I'm reading my notes about uniform convergence, and this question came to my mind:
Let $g:\mathbb{R} \to (0,+\infty)$ be a continuous function, for example $g(x)=\displaystyle\frac{1}{e^{x}}$. Let
$$f_n(x)=\frac{ng(x)}{1+ng(x)}.$$
We have that $f_n$ converges pointwise to $1$ in $\mathbb{R}$.
It's easy to see that $f_n$ converges uniformly to $1$ in $[a,b]$, because $g(x)$ has a minimum.
But it converges uniformly in $[0,+\infty)$?

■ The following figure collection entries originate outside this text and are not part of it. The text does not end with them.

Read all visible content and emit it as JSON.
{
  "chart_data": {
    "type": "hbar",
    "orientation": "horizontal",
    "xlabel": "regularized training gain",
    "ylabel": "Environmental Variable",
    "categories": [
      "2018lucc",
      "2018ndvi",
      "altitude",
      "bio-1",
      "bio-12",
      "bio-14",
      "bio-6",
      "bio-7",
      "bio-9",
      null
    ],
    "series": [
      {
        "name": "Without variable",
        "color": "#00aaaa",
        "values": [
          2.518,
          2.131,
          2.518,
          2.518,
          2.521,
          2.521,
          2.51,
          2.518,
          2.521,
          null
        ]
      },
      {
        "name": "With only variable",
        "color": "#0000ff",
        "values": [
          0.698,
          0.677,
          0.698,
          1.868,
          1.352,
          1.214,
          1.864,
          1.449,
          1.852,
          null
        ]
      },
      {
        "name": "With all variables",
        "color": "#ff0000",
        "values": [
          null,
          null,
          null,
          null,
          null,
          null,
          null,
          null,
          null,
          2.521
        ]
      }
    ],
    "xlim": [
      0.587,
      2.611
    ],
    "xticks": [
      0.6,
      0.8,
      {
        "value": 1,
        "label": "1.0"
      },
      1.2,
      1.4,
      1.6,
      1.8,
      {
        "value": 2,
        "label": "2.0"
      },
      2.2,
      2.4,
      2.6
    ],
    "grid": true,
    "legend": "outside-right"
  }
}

I think that it doesn't converge uniformly, because
$$\sup_{x\in[0,+\infty)}\mid\frac{ng(x)}{1+ng(x)}-1\mid=\sup_{x\in[0,+\infty)}\frac{1}{1+ng(x)},$$
and if we look at $g(x)=\displaystyle\frac{1}{e^{x}}$, we see that it doesn't have a minimum, so the supremum never tends to $0$, and it's not always true that $f_n(x)$ is uniformly convergent in $[0,+\infty)$ for every $g(x)$ continuous and with positive images.
Is this true? Thanks!
You are right. In fact let $g$ be any (positive) continuos function with $\inf_{x \in (0, +\infty)} g(x) = 0$. for a fixed $n$, it's easy to see that
$$\sup_{x \in [0, \infty)} \frac 1{1 + ng(x)} = 1$$ which does not tend to $0$.
If on the other hand $g(x)$ stays "away" from $0$, that is $\inf g(x) = l > 0$, then $$\sup_{x \in [0, \infty)} \frac 1{1 + ng(x)} = \frac1{1 + nl} \to 0$$
so in this case we have uniform convergence.